Feature image: Wikimedia Commons
Many businesses establish themselves with strong ethical principles, but committing to a wholly ethical business plan has its difficulties…
The H&M group started as a single womenswear store in Sweden in 1947, and has grown into six fashion brands and 4,351 stores in 64 markets both online and in store.
Named as one of the world’s most ethical companies in 2016 by Ethisphere, H&M aim to make ‘sustainable, good quality fashion accessible to as many people as possible’. The company is dedicated to creating a better future for fashion, using both their brand reach to drive development towards a more circular and inclusive fashion industry.
They are dedicated environmentalists, utilising renewable resources to produce their electricity and transporting goods by rail and sea to reduce carbon dioxide production.

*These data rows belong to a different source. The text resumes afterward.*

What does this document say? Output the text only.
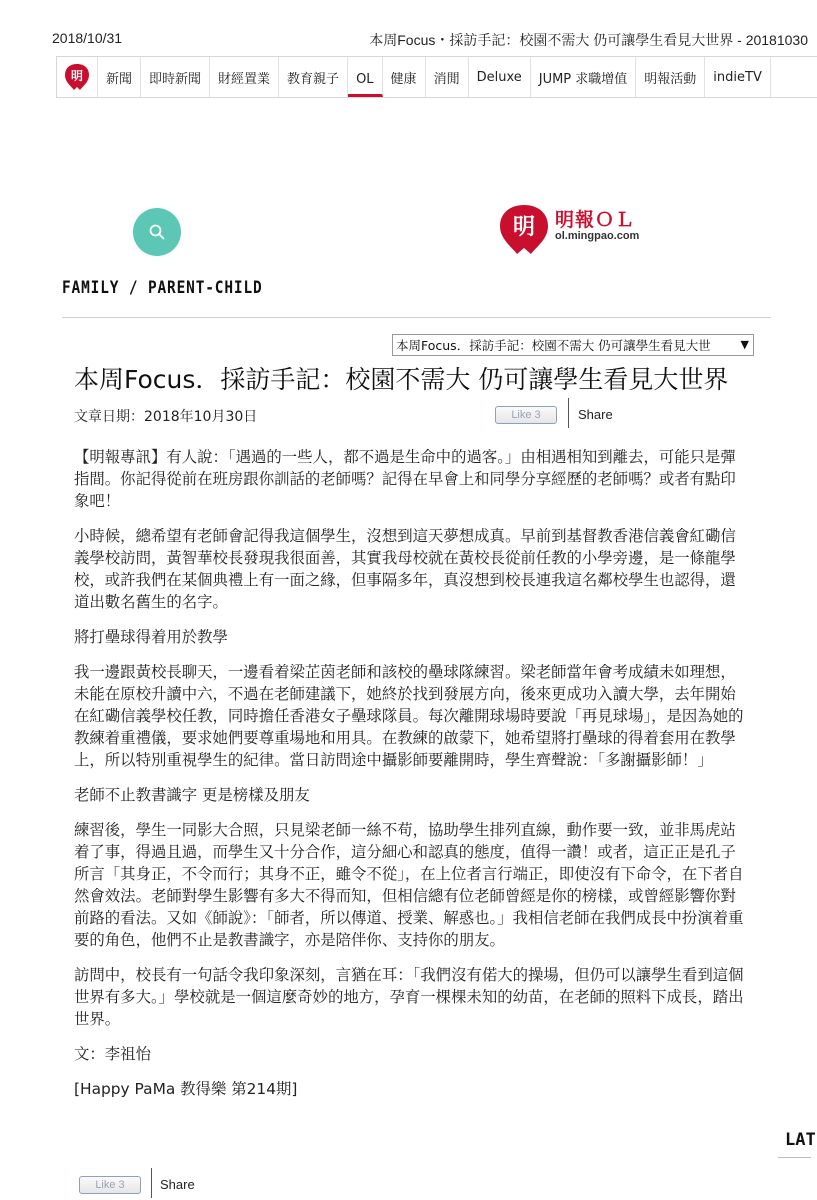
2018/10/31	本周Focus・採訪手記：校園不需大 仍可讓學生看見大世界 - 20181030
明	新聞	即時新聞	財經置業	教育親子	OL	健康	消閒	Deluxe	JUMP 求職增值	明報活動	indieTV
明 明報ＯＬ
ol.mingpao.com
FAMILY / PARENT-CHILD
本周Focus．採訪手記：校園不需大 仍可讓學生看見大世	▼
本周Focus．採訪手記：校園不需大 仍可讓學生看見大世界
文章日期：2018年10月30日	Like 3	Share

【明報專訊】有人說：「遇過的一些人，都不過是生命中的過客。」由相遇相知到離去，可能只是彈指間。你記得從前在班房跟你訓話的老師嗎？記得在早會上和同學分享經歷的老師嗎？或者有點印象吧！

小時候，總希望有老師會記得我這個學生，沒想到這天夢想成真。早前到基督教香港信義會紅磡信義學校訪問，黃智華校長發現我很面善，其實我母校就在黃校長從前任教的小學旁邊，是一條龍學校，或許我們在某個典禮上有一面之緣，但事隔多年，真沒想到校長連我這名鄰校學生也認得，還道出數名舊生的名字。

將打壘球得着用於教學

我一邊跟黃校長聊天，一邊看着梁芷茵老師和該校的壘球隊練習。梁老師當年會考成績未如理想，未能在原校升讀中六，不過在老師建議下，她終於找到發展方向，後來更成功入讀大學，去年開始在紅磡信義學校任教，同時擔任香港女子壘球隊員。每次離開球場時要說「再見球場」，是因為她的教練着重禮儀，要求她們要尊重場地和用具。在教練的啟蒙下，她希望將打壘球的得着套用在教學上，所以特別重視學生的紀律。當日訪問途中攝影師要離開時，學生齊聲說：「多謝攝影師！」

老師不止教書識字 更是榜樣及朋友

練習後，學生一同影大合照，只見梁老師一絲不苟，協助學生排列直線，動作要一致，並非馬虎站着了事，得過且過，而學生又十分合作，這分細心和認真的態度，值得一讚！或者，這正正是孔子所言「其身正，不令而行；其身不正，雖令不從」，在上位者言行端正，即使沒有下命令，在下者自然會效法。老師對學生影響有多大不得而知，但相信總有位老師曾經是你的榜樣，或曾經影響你對前路的看法。又如《師說》：「師者，所以傳道、授業、解惑也。」我相信老師在我們成長中扮演着重要的角色，他們不止是教書識字，亦是陪伴你、支持你的朋友。

訪問中，校長有一句話令我印象深刻，言猶在耳：「我們沒有偌大的操場，但仍可以讓學生看到這個世界有多大。」學校就是一個這麼奇妙的地方，孕育一棵棵未知的幼苗，在老師的照料下成長，踏出世界。

文：李祖怡

[Happy PaMa 教得樂 第214期]

Like 3	Share
LAT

They are also one of the world’s biggest buyers of organic cotton.
However, this accolade has seen considerable backlash, as H&M clothing is produced in factories in some of the poorest areas on earth.

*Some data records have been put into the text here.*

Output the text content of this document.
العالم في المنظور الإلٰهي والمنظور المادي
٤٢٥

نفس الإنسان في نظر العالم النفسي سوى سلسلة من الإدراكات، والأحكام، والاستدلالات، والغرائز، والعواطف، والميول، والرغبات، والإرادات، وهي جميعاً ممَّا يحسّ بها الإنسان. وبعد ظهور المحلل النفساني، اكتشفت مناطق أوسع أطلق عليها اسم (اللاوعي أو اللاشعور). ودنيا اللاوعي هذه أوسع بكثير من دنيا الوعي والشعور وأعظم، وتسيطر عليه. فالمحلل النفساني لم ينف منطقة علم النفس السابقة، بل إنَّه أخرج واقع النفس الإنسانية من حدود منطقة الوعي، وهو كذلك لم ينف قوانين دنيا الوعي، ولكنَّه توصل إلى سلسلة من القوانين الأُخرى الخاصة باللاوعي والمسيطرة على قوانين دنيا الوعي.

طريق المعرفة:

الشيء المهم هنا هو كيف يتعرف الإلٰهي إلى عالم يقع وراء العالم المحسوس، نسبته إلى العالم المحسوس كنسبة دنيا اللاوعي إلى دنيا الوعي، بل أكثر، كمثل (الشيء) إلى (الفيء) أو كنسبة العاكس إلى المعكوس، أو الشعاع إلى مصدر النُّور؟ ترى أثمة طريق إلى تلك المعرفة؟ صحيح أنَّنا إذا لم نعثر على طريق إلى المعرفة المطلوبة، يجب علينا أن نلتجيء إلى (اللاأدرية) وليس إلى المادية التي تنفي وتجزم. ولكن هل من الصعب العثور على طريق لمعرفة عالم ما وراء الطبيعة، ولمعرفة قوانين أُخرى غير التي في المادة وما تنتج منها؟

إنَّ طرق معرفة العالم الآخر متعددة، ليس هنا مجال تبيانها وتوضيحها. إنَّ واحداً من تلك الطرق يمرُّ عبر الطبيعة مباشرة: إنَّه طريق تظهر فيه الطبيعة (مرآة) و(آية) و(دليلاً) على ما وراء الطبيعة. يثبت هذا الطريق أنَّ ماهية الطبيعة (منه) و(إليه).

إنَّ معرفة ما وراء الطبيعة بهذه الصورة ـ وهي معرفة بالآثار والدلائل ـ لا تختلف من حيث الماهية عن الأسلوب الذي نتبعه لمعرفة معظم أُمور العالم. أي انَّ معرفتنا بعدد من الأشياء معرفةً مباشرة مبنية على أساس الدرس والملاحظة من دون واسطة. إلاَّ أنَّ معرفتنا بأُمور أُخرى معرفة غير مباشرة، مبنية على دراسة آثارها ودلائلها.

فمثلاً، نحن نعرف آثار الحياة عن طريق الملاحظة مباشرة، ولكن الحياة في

People are struggling to accept that a company that utilises sweatshops in the production of its clothing could be an ethical company.
Machinists work long hours for minimal pay and although H&M conduct both announced and unannounced checks for underage workers, they cannot guarantee every worker is of legal working age.
Their factories’ poor safety standards mean there is little regulation on the conditions under which employees are working and the factories themselves are prone to accidents. In 2010, a fire swept a H&M factory in Bangladesh, killing 21 workers.
“We’re such a huge company operating in very challenging conditions,” said Helena Helmersson, head of sustainability for H&M.“What I can say is that we do the best we can with a lot of resources and a clear direction of what we are supposed to do. We’re working really hard.”